Nomofobia

Lanzó sus dedos al teclado como alma que lleva el diablo. Llevaba fuera un par de horas con el móvil sin batería, y durante ese tiempo podía haber ocurrido cualquier cosa. Y lo peor no era que ocurriera sin más, sino que ella no se enterase y hubiera cientos, tal vez miles, que se adelantaran en el twitter. Aún recuerda el día que se abrió la cuenta. Ella, que presumía de ser una especie en extinción, un animal analógico, cayó rendida a las garras digitales aquella maldita tarde que bajó la guardia y se dejó convencer por Paco.
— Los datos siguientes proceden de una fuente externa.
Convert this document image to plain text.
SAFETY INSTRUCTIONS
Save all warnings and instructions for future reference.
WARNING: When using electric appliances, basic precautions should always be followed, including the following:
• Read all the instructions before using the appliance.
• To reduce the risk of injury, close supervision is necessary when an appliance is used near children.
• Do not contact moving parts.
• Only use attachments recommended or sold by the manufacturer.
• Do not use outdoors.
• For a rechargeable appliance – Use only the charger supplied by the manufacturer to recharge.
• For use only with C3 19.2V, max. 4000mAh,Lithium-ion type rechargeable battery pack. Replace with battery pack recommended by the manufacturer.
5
Escribía postales con sello, se compraba material de oficina con auténtica pasión de madre primeriza. Se compadecía de esos adolescentes que crecían con los smartphones, las tables y las actualizaciones de estado. Parecían zombis arrastrando los pies con la cabeza gacha, deambulaban por la ciudad con las alertas del whatsupp sustituyendo a los latidos del corazón. ¿Pero cómo habían llegado a esa situación? Oh my God!!!

Cedió a las presiones de Paco, su exnovio, con la convicción de que abrir la cuenta no le procuraría mayor satisfacción de las que tenía desgastando el carboncillo contra la celulosa. Se buscó un nick @yoamoelpapel84 y puso su contraseña de siempre. Y voilá, ya tenía su cuenta creada. Sin seguidores aún, o followers, cómo decían los ‘yonkis tecnológicos’ que tenía por amigos, comenzó a pasar solo los tiempos de espera que había desde la estación del metro hasta su trabajo, y el camino desandado.

No percibió cuándo sucedió exactamente, pero un buen día estaba totalmente enganchada. No podía pasar un día entero sin conectarse. Y no sólo a twitter. Se abrió cuenta en facebook, tuenti e instagram. Hablaba con sus amigas por whatsupp y ligaba en el Tinder, Meetic y Badoo. Tenía miles de amigos dentro de la pantalla de su móvil, pero se sentía completamente sola. Le temblaba la mano cuando mandaba órdenes a su pulgar. Era una especie de alcohólica digital. Conocía algún caso más como el suyo, pero no sabía dónde dirigirse para aliviar su carga. Se pasaba cotilleando los post de los demás, algunos ni siquiera de amigos o conocidos. Llegaba a ellos pinchando de nombre en nombre. No le interesaba lo más mínimo las vidas ajenas y sin embargo no podía dejar de ciberacosar a extraños. Retuiteaba idiomas incomprensibles para ella, y daba ‘me gusta’ como quien reparte droga a la puerta del colegio. Al principio estaba bien eso de tener una vida paralela donde era popular, muy popular, después pasó a formar parte de su rutina, de su labor cotidiana, hasta convertirse en una obligación que le mantenía apegada a una intensidad imposible de rebajar. Solo descansaba cuando el sueño le vencía. No porque su vida estuviera regida por disciplina o costumbre, sino porque se quedaba dormida en el intento de lanzar un tuit más. Solo uno más.

Había leído que su adicción tenía un nombre: nomofobia. Y visto así, la verdad es que no sonaba tan mal, aunque eso era simplificar demasiado su necesidad a estar conectada 24 horas 7 días a la semana. Vivir online. Pertenecía a una generación que se tomaba en serio las posibilidades que ofrecían las nuevas tecnologías. Algún día se desengancharía, pero para eso todavía faltaba mucho tiempo.